To these men, Helen explained the dangers of various forms of violence against women, “of course not calling it really those names, because then they would see it like “we want to fight men,” so just saying things like “our daughters are going things that others are not going through, and maybe it is outdated.”” She called on these men to use every forum they could, such as when chiefs call barazas (a meeting during which chiefs call the community together to distribute information), to disseminate their message. Helen explains that it helps to have the men on board “because as a woman, if you stand, people might not take it so seriously. Because people just say, “women, they talk like that. Women, you know?” And they will not see a sense”

The youth, and the “Sisters’ keepers:”

While reaching out to circumcisers is sort of “cool” – it feels somehow like one must really be getting to the illicit side of the activity – it does nothing to stop the demand for their services, and this is why she is also targeting mothers and youth, the groups who actually generate demand for FGC.

She used the same women she had extracted from the menacing world of cutting for cash to act as trainers and facilitators when she held seminars for young girls.  Every holiday when schools close, she brings together girls of different ages, preparing them with information appropriate for their age. At the end of primary school, she hosts a rite of passage ceremony for them, and a full weeklong training. They train these youths in different capacity building techniques empower them to be able “to pressurize their villages to understand “hey we don’t need any more of circumcision for girls.”

But educating girls brought up another challenge: educated girls who are rejecting FGM will still “need to be married” to boys from around the community. So, sensing the need to train boys as well, she started programs on gender equality with the male youth. In this forum, she trained them on gender-based violence, including FGM and rape, and then she promoted open debate on topics like “would you like to have a circumcised girl or uncircumcised?” Says Helen; “when they come to know the difference between a circumcised girl and uncircumcised, and what they can even enjoy in their relationship when they are married, they start of course also not wanting a circumcised girl.”

“Through those kind of debates then they get to learn more, and getting more facts about FGM, the impacts, the consequences, and how that has brought us down in our community that the girls are not competitive enough with other women from other areas, then they start now being the sister’s keeper.”  Saying this, Helen lights up with a mischevious and clever smile. “So the girls don’t have to run away from home because the brother is there to say “no what do you want her to do that?” So it became a kind of a teamwork in fighting FGM.”

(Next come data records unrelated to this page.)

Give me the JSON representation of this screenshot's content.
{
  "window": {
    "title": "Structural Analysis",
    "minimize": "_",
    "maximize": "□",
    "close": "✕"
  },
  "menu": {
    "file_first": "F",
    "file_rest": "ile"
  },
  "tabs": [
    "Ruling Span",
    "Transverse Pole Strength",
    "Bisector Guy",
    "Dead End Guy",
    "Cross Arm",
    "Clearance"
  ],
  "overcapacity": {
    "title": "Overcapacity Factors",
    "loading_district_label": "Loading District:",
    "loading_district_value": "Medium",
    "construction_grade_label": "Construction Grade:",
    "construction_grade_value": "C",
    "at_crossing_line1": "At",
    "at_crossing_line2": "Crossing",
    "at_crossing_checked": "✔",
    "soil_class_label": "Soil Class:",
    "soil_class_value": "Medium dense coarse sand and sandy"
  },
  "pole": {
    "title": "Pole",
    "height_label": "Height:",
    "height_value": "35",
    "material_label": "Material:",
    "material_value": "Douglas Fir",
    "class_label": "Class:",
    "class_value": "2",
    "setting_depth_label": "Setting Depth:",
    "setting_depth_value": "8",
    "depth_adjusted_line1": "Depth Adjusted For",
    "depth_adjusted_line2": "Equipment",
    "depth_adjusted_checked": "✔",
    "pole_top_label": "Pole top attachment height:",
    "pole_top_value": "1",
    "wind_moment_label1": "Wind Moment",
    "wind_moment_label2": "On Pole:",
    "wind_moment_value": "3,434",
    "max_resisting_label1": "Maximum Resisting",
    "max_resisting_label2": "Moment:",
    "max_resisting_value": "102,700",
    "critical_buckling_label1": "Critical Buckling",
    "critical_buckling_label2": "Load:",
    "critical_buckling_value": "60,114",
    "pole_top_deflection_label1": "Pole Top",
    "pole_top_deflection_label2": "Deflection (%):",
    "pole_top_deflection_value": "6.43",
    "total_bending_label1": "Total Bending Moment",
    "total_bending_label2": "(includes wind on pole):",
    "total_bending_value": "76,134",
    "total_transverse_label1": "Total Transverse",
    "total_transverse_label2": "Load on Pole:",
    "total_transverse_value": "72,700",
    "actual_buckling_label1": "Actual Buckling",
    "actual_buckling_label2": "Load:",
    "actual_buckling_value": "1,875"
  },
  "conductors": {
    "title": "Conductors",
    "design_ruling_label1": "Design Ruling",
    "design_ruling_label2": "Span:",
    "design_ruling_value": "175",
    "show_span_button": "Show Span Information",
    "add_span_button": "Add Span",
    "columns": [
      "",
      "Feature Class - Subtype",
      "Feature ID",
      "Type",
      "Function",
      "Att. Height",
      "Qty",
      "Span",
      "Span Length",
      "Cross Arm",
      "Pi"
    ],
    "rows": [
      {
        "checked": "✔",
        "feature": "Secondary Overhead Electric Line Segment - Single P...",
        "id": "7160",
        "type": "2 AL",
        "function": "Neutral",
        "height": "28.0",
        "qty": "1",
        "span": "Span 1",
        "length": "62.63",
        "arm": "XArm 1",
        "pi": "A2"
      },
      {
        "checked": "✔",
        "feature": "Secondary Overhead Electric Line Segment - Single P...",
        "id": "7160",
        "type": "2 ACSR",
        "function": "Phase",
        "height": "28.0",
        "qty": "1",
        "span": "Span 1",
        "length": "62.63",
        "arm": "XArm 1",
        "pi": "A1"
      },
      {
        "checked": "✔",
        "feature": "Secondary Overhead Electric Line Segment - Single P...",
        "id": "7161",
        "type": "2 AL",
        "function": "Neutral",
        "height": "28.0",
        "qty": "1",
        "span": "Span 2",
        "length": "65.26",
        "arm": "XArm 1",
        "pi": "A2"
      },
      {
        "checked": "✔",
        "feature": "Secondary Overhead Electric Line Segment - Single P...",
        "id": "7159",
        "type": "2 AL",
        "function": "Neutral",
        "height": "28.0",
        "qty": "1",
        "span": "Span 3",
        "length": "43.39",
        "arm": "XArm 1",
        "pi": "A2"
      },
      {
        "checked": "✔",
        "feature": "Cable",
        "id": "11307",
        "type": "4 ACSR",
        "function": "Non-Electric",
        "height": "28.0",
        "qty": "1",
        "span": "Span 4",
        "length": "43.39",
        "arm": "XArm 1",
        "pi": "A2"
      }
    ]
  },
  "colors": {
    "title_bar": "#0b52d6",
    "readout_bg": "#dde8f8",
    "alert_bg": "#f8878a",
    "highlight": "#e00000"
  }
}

Unfortunately, Helen hasn’t gotten any formal evaluation of the effectiveness of her program, mainly for lack of funding. Anecdotally, it sounds like it has been extremely effective, and at the very least it is an innovative approach coming from a woman from within the community. Impressed as I am, however, I am a big proponent of results-based interventions. Still, Helen is a woman who faced major obstacles but who knew what she needed to do to combat FGM because of her experience with a twice cut pubic area and a cruelly oppressive society.


 

Posted By Charlotte Bourdillon

Posted Sep 3rd, 2011

2 Comments

  • pegah

    September 4, 2011

     

    This is a highly informative blog Charlotte and I’m glad you pointed out the need to educated the male community as well. Helen’s workshops are exactly the jump start they need to bring about change throughout the region.

  • sara mccracken

    October 25, 2011

     

    yes,I doubt anything will change if only the women understand. Great idea to have brothers protect their sisters.